La faillite de la South Sea Company.

En 1720, l’Angleterre connaît sa première crise boursière provoquée par la faillite de la South Sea Company.

L’Angleterre du début du XVIIIème siècle est confrontée à des difficultés financières. En effet, la guerre des neuf ans (1688-1697) et la guerre de la Succession d’Espagne (1702-1713) l’ont ruinée et les dépenses ne cessent de grimper encore. La dette publique de l’État atteint un montant si exorbitant que les pouvoirs publics ne peuvent la rembourser.

Pour remédier à ce problème, le ministre Robert Harley décide de créer en 1711 la South Sea Company, qui obtient de la couronne le monopole du commerce avec les mers du sud, c’est-à-dire avec l’Amérique du Sud. Selon l’idée d’Harley, le but de la compagnie serait de réunir tous les créanciers publics de la dette nationale, et d’échanger leurs titres de dette publique contre des actions de la nouvelle Compagnie.

 

Cette stratégie semble cohérente : la dette publique serait rachetée, les créanciers auraient des actions à forte promesse de plus-values et des revenus réguliers. En somme, chacun y trouverait son compte et de manière sûre ; tout le monde est en effet persuadé que la Compagnie des Mers du Sud sera une réussite comme la Compagnie des Indes orientales qui rapporte beaucoup d’argent tous les ans.

 

En revanche, ce qui n’est pas communiqué, ce sont les bases du règlement de la guerre avec l’Espagne. En effet, l’Espagne accorde à l’Angleterre la totalité du commerce d’esclaves, mais l’Angleterre n’a le droit de faire naviguer vers les ports espagnols d’Amérique, qu’un seul bateau de marchandises par an. Cela représente un potentiel commercial très inférieur à celui que réalise la Compagnie des Indes orientales. Les investisseurs ne sont pas informés de ce « deal ». Ils considèrent que la compagnie est solvable, mais surtout, trop importante pour faire faillite (too big to fail). Les investissements grandissent, le cours des actions augmente, passant de 135 livres en janvier 1720 à 1 050 livres en juin 1720. Une bulle spéculative se forme

 

L’envolée des titres de la Compagnie des Mers du Sud provoque la création de sociétés par actions qui souhaitent également s’introduire en bourse dans le but de lever des capitaux. Ces sociétés nouvellement cotées créent une concurrence directe à la Compagnie des Mers du Sud, car accaparent une partie du financement qu’elle aurait pu obtenir.
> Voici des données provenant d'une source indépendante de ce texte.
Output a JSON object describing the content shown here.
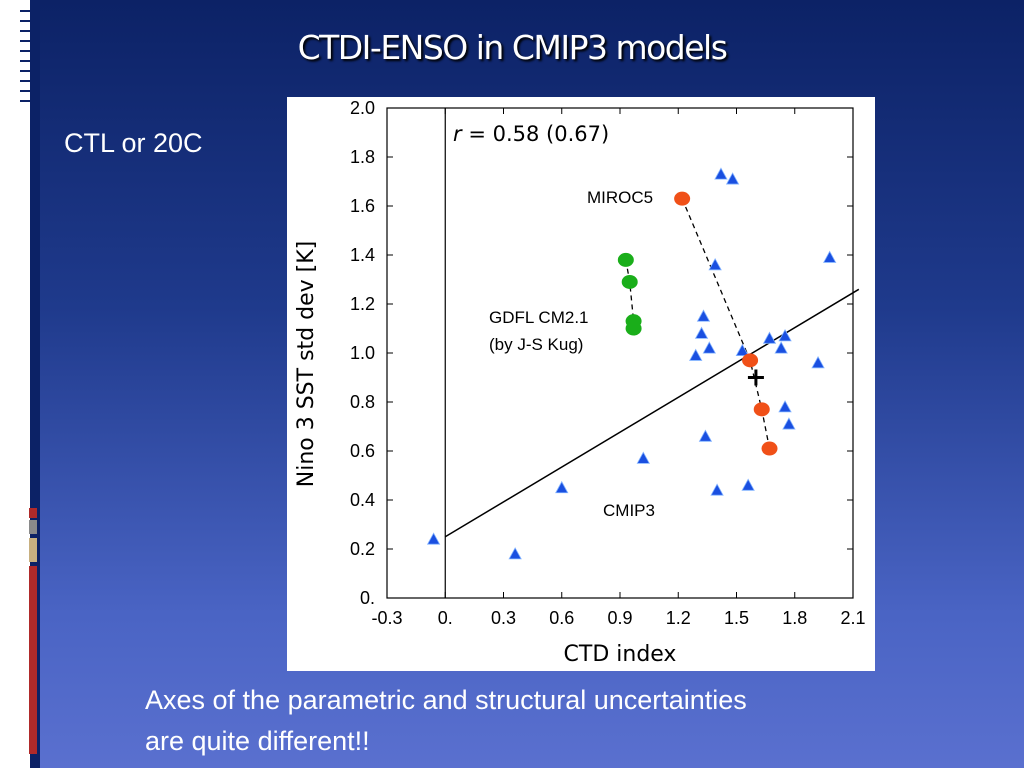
{
  "slide": {
    "title": "CTDI-ENSO in CMIP3 models",
    "subtitle": "CTL or 20C",
    "bottom_text_line1": "Axes of the parametric and structural uncertainties",
    "bottom_text_line2": "are quite different!!"
  },
  "colors": {
    "cmip3": "#1a4fe0",
    "miroc5": "#f05018",
    "gfdl": "#1aae1a",
    "background_top": "#0c2266",
    "background_bottom": "#5a70cf"
  },
  "chart_data": {
    "type": "scatter",
    "xlabel": "CTD index",
    "ylabel": "Nino 3 SST std dev [K]",
    "xlim": [
      -0.3,
      2.1
    ],
    "ylim": [
      0,
      2.0
    ],
    "x_ticks": [
      "-0.3",
      "0.",
      "0.3",
      "0.6",
      "0.9",
      "1.2",
      "1.5",
      "1.8",
      "2.1"
    ],
    "y_ticks": [
      "0.",
      "0.2",
      "0.4",
      "0.6",
      "0.8",
      "1.0",
      "1.2",
      "1.4",
      "1.6",
      "1.8",
      "2.0"
    ],
    "annotation_r_italic": "r",
    "annotation_r_rest": " = 0.58 (0.67)",
    "labels": {
      "miroc5": "MIROC5",
      "gfdl_line1": "GDFL CM2.1",
      "gfdl_line2": "(by J-S Kug)",
      "cmip3": "CMIP3"
    },
    "regression_line": {
      "x": [
        0.0,
        2.13
      ],
      "y": [
        0.25,
        1.26
      ]
    },
    "reference_point": {
      "x": 1.6,
      "y": 0.9
    },
    "series": [
      {
        "name": "CMIP3",
        "marker": "triangle",
        "x": [
          -0.06,
          0.36,
          0.6,
          1.02,
          1.42,
          1.48,
          1.98,
          1.39,
          1.33,
          1.32,
          1.29,
          1.36,
          1.53,
          1.67,
          1.75,
          1.73,
          1.92,
          1.75,
          1.77,
          1.34,
          1.4,
          1.56
        ],
        "y": [
          0.24,
          0.18,
          0.45,
          0.57,
          1.73,
          1.71,
          1.39,
          1.36,
          1.15,
          1.08,
          0.99,
          1.02,
          1.01,
          1.06,
          1.07,
          1.02,
          0.96,
          0.78,
          0.71,
          0.66,
          0.44,
          0.46
        ]
      },
      {
        "name": "MIROC5",
        "marker": "circle",
        "x": [
          1.22,
          1.57,
          1.63,
          1.67
        ],
        "y": [
          1.63,
          0.97,
          0.77,
          0.61
        ]
      },
      {
        "name": "GDFL CM2.1",
        "marker": "circle",
        "x": [
          0.93,
          0.95,
          0.97,
          0.97
        ],
        "y": [
          1.38,
          1.29,
          1.13,
          1.1
        ]
      }
    ]
  }
}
Le gouvernement décide alors de mettre en place le bubble act, le 18 août 1720, suite à une demande appuyée des dirigeants de la Compagnie : les sociétés par actions doivent désormais obtenir un « agrément » délivré par la couronne, et doivent se limiter aux activités pour lesquelles elles ont été créées. Bien entendu, la Compagnie des Mers du Sud est l’une des rares à bénéficier de cet agrément.

 

Mais l’effet escompté n’est pas atteint : cette loi fait souffler un vent de panique sur le marché, et les investisseurs se mettent à vendre leurs titres, y compris ceux de la Compagnie des Mers du Sud. Malgré quelques tentatives de soutien des cours, les dirigeants de la Compagnie assistent impuissants à l’effondrement du prix de leurs actions, qui passe de 1050 livres en juin 1720, à 180 livres en décembre de cette même année.

 

Cette crise boursière est l’une des premières dans le monde. Elle se produit à la même époque que la crise financière française liée à l’effondrement du système Law. Ce qui est intéressant de relever est que la stratégie de conversion de la dette publique en actions de la Compagnie des Mers du Sud est directement inspirée des travaux de Law qui, en quelque sorte, avait utilisé le même processus en France. Les conséquences pour l’Angleterre ne sont pas aussi dramatiques qu’en France, même si de nombreuses faillites sont constatées et nécessitent l’intervention de la Banque d’Angleterre.